Total Participants: 524
Treatment Group(s): 2
Primary Treatment: Radiation Therapy
Phase: 3
Study Start date:
December 01, 2024
Estimated Completion Date:
December 31, 2029

Study Description

PRIMARY OBJECTIVES:

I.To compare investigator-assessed progression free survival (PFS) between adebrelimab plus radiotherapy and adebrelimab alone.

II.To compare overall survival (OS) between adebrelimab plus radiotherapy and adebrelimab alone.

SECONDARY OBJECTIVES:

I.To assess the ORR (objective response rate)、DoR (Duration of response) 、DCR(Disease control rate) toxicity between the adebrelimab plus radiotherapy arm and the adebrelimab arm.

II.To assess six months and one-year PFS rate、one-year and two-year OS rate between the adebrelimab plus radiotherapy arm and the adebrelimab arm.

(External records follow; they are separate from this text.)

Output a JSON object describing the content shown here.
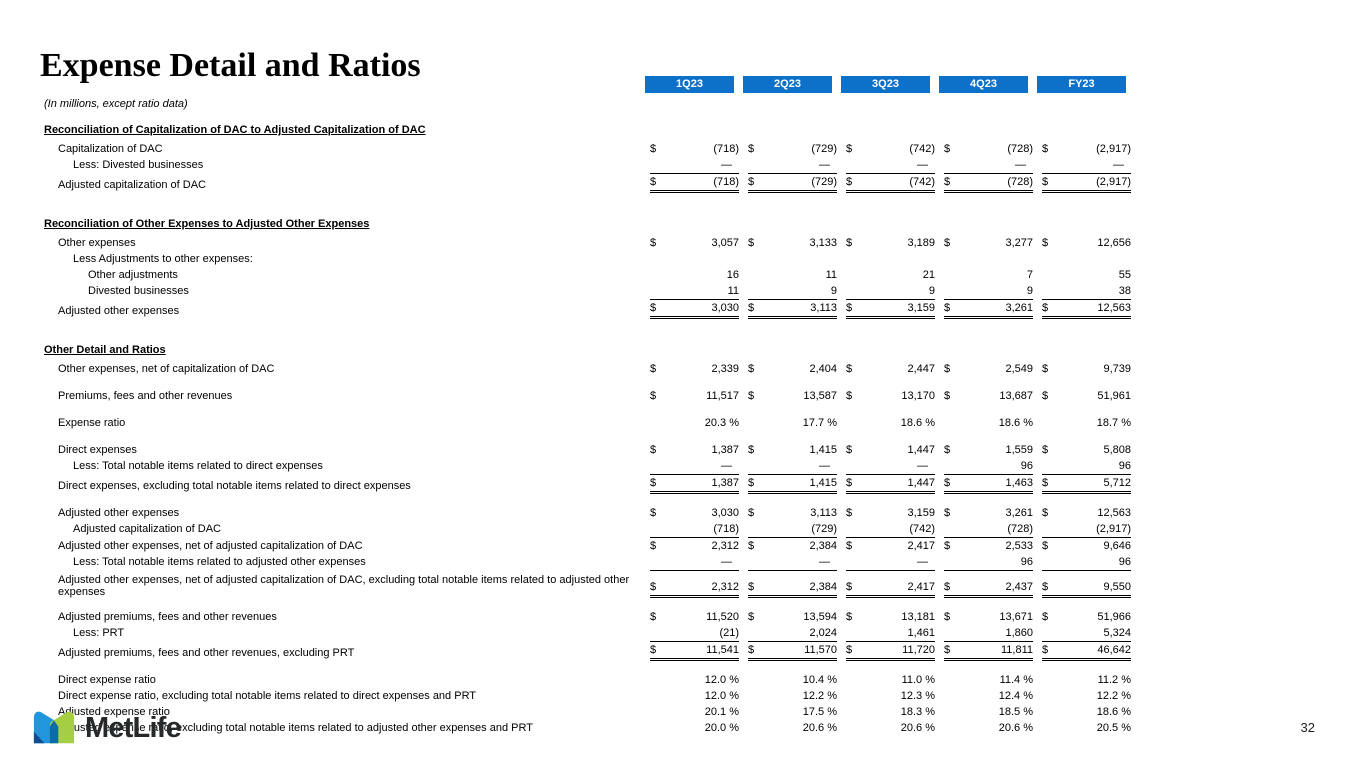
{
  "page": {
    "title": "Expense Detail and Ratios",
    "units_note": "(In millions, except ratio data)",
    "page_number": "32"
  },
  "footer": {
    "brand": "MetLife"
  },
  "colors": {
    "header_bg": "#0D70C9",
    "header_text": "#FFFFFF",
    "logo_blue": "#2196DD",
    "logo_green": "#A6CE42",
    "logo_overlap_blue": "#0C6CAB",
    "logo_navy": "#134D8D",
    "wordmark": "#26282A"
  },
  "table": {
    "columns": [
      "1Q23",
      "2Q23",
      "3Q23",
      "4Q23",
      "FY23"
    ],
    "rows": [
      {
        "type": "section",
        "label": "Reconciliation of Capitalization of DAC to Adjusted Capitalization of DAC"
      },
      {
        "type": "data",
        "indent": 1,
        "label": "Capitalization of DAC",
        "dollar": true,
        "values": [
          "(718)",
          "(729)",
          "(742)",
          "(728)",
          "(2,917)"
        ]
      },
      {
        "type": "data",
        "indent": 2,
        "label": "Less: Divested businesses",
        "values": [
          "—",
          "—",
          "—",
          "—",
          "—"
        ]
      },
      {
        "type": "data",
        "indent": 1,
        "label": "Adjusted capitalization of DAC",
        "dollar": true,
        "values": [
          "(718)",
          "(729)",
          "(742)",
          "(728)",
          "(2,917)"
        ],
        "rule": "total"
      },
      {
        "type": "gap"
      },
      {
        "type": "section",
        "label": "Reconciliation of Other Expenses to Adjusted Other Expenses"
      },
      {
        "type": "data",
        "indent": 1,
        "label": "Other expenses",
        "dollar": true,
        "values": [
          "3,057",
          "3,133",
          "3,189",
          "3,277",
          "12,656"
        ]
      },
      {
        "type": "data",
        "indent": 2,
        "label": "Less Adjustments to other expenses:",
        "values": [
          "",
          "",
          "",
          "",
          ""
        ]
      },
      {
        "type": "data",
        "indent": 3,
        "label": "Other adjustments",
        "values": [
          "16",
          "11",
          "21",
          "7",
          "55"
        ]
      },
      {
        "type": "data",
        "indent": 3,
        "label": "Divested businesses",
        "values": [
          "11",
          "9",
          "9",
          "9",
          "38"
        ]
      },
      {
        "type": "data",
        "indent": 1,
        "label": "Adjusted other expenses",
        "dollar": true,
        "values": [
          "3,030",
          "3,113",
          "3,159",
          "3,261",
          "12,563"
        ],
        "rule": "total"
      },
      {
        "type": "gap"
      },
      {
        "type": "section",
        "label": "Other Detail and Ratios"
      },
      {
        "type": "data",
        "indent": 1,
        "label": "Other expenses, net of capitalization of DAC",
        "dollar": true,
        "values": [
          "2,339",
          "2,404",
          "2,447",
          "2,549",
          "9,739"
        ]
      },
      {
        "type": "gap"
      },
      {
        "type": "data",
        "indent": 1,
        "label": "Premiums, fees and other revenues",
        "dollar": true,
        "values": [
          "11,517",
          "13,587",
          "13,170",
          "13,687",
          "51,961"
        ]
      },
      {
        "type": "gap"
      },
      {
        "type": "data",
        "indent": 1,
        "label": "Expense ratio",
        "values": [
          "20.3 %",
          "17.7 %",
          "18.6 %",
          "18.6 %",
          "18.7 %"
        ]
      },
      {
        "type": "gap"
      },
      {
        "type": "data",
        "indent": 1,
        "label": "Direct expenses",
        "dollar": true,
        "values": [
          "1,387",
          "1,415",
          "1,447",
          "1,559",
          "5,808"
        ]
      },
      {
        "type": "data",
        "indent": 2,
        "label": "Less: Total notable items related to direct expenses",
        "values": [
          "—",
          "—",
          "—",
          "96",
          "96"
        ]
      },
      {
        "type": "data",
        "indent": 1,
        "label": "Direct expenses, excluding total notable items related to direct expenses",
        "dollar": true,
        "values": [
          "1,387",
          "1,415",
          "1,447",
          "1,463",
          "5,712"
        ],
        "rule": "total"
      },
      {
        "type": "gap"
      },
      {
        "type": "data",
        "indent": 1,
        "label": "Adjusted other expenses",
        "dollar": true,
        "values": [
          "3,030",
          "3,113",
          "3,159",
          "3,261",
          "12,563"
        ]
      },
      {
        "type": "data",
        "indent": 2,
        "label": "Adjusted capitalization of DAC",
        "values": [
          "(718)",
          "(729)",
          "(742)",
          "(728)",
          "(2,917)"
        ]
      },
      {
        "type": "data",
        "indent": 1,
        "label": "Adjusted other expenses, net of adjusted capitalization of DAC",
        "dollar": true,
        "values": [
          "2,312",
          "2,384",
          "2,417",
          "2,533",
          "9,646"
        ],
        "rule": "top"
      },
      {
        "type": "data",
        "indent": 2,
        "label": "Less: Total notable items related to adjusted other expenses",
        "values": [
          "—",
          "—",
          "—",
          "96",
          "96"
        ]
      },
      {
        "type": "data",
        "indent": 1,
        "label": "Adjusted other expenses, net of adjusted capitalization of DAC, excluding total notable items related to adjusted other expenses",
        "dollar": true,
        "values": [
          "2,312",
          "2,384",
          "2,417",
          "2,437",
          "9,550"
        ],
        "rule": "total",
        "tall": true
      },
      {
        "type": "gap"
      },
      {
        "type": "data",
        "indent": 1,
        "label": "Adjusted premiums, fees and other revenues",
        "dollar": true,
        "values": [
          "11,520",
          "13,594",
          "13,181",
          "13,671",
          "51,966"
        ]
      },
      {
        "type": "data",
        "indent": 2,
        "label": "Less: PRT",
        "values": [
          "(21)",
          "2,024",
          "1,461",
          "1,860",
          "5,324"
        ]
      },
      {
        "type": "data",
        "indent": 1,
        "label": "Adjusted premiums, fees and other revenues, excluding PRT",
        "dollar": true,
        "values": [
          "11,541",
          "11,570",
          "11,720",
          "11,811",
          "46,642"
        ],
        "rule": "total"
      },
      {
        "type": "gap"
      },
      {
        "type": "data",
        "indent": 1,
        "label": "Direct expense ratio",
        "values": [
          "12.0 %",
          "10.4 %",
          "11.0 %",
          "11.4 %",
          "11.2 %"
        ]
      },
      {
        "type": "data",
        "indent": 1,
        "label": "Direct expense ratio, excluding total notable items related to direct expenses and PRT",
        "values": [
          "12.0 %",
          "12.2 %",
          "12.3 %",
          "12.4 %",
          "12.2 %"
        ]
      },
      {
        "type": "data",
        "indent": 1,
        "label": "Adjusted expense ratio",
        "values": [
          "20.1 %",
          "17.5 %",
          "18.3 %",
          "18.5 %",
          "18.6 %"
        ]
      },
      {
        "type": "data",
        "indent": 1,
        "label": "Adjusted expense ratio, excluding total notable items related to adjusted other expenses and PRT",
        "values": [
          "20.0 %",
          "20.6 %",
          "20.6 %",
          "20.6 %",
          "20.5 %"
        ]
      }
    ]
  }
}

III.To assess the safety and tolerability.

EXPLORATORY OBJECTIVE:

I.To detect biomarkers associated with efficacy OUTLINE: Patients are randomized to 1 of 2 arms. ARM I: Patients receive adebrelimab IV over 30 minutes. Cycles repeat every 21 days in the absence of disease progression or unacceptable toxicity. Patients undergo radiation therapy once daily (QD) on days 1-5 during weeks 1-5 only.

ARM II: Patients receive adebrelimab intravenously (IV) over 30 minutes on day 1. Cycles repeat every 21 days in the absence of disease progression or unacceptable toxicity.

Patients undergo computed tomography (CT)、magnetic resonance imaging (MRI) or positron emission tomography and computed tomography (PET/CT) scan, throughout the trial. Patients also undergo blood and tissue collection throughout the trial.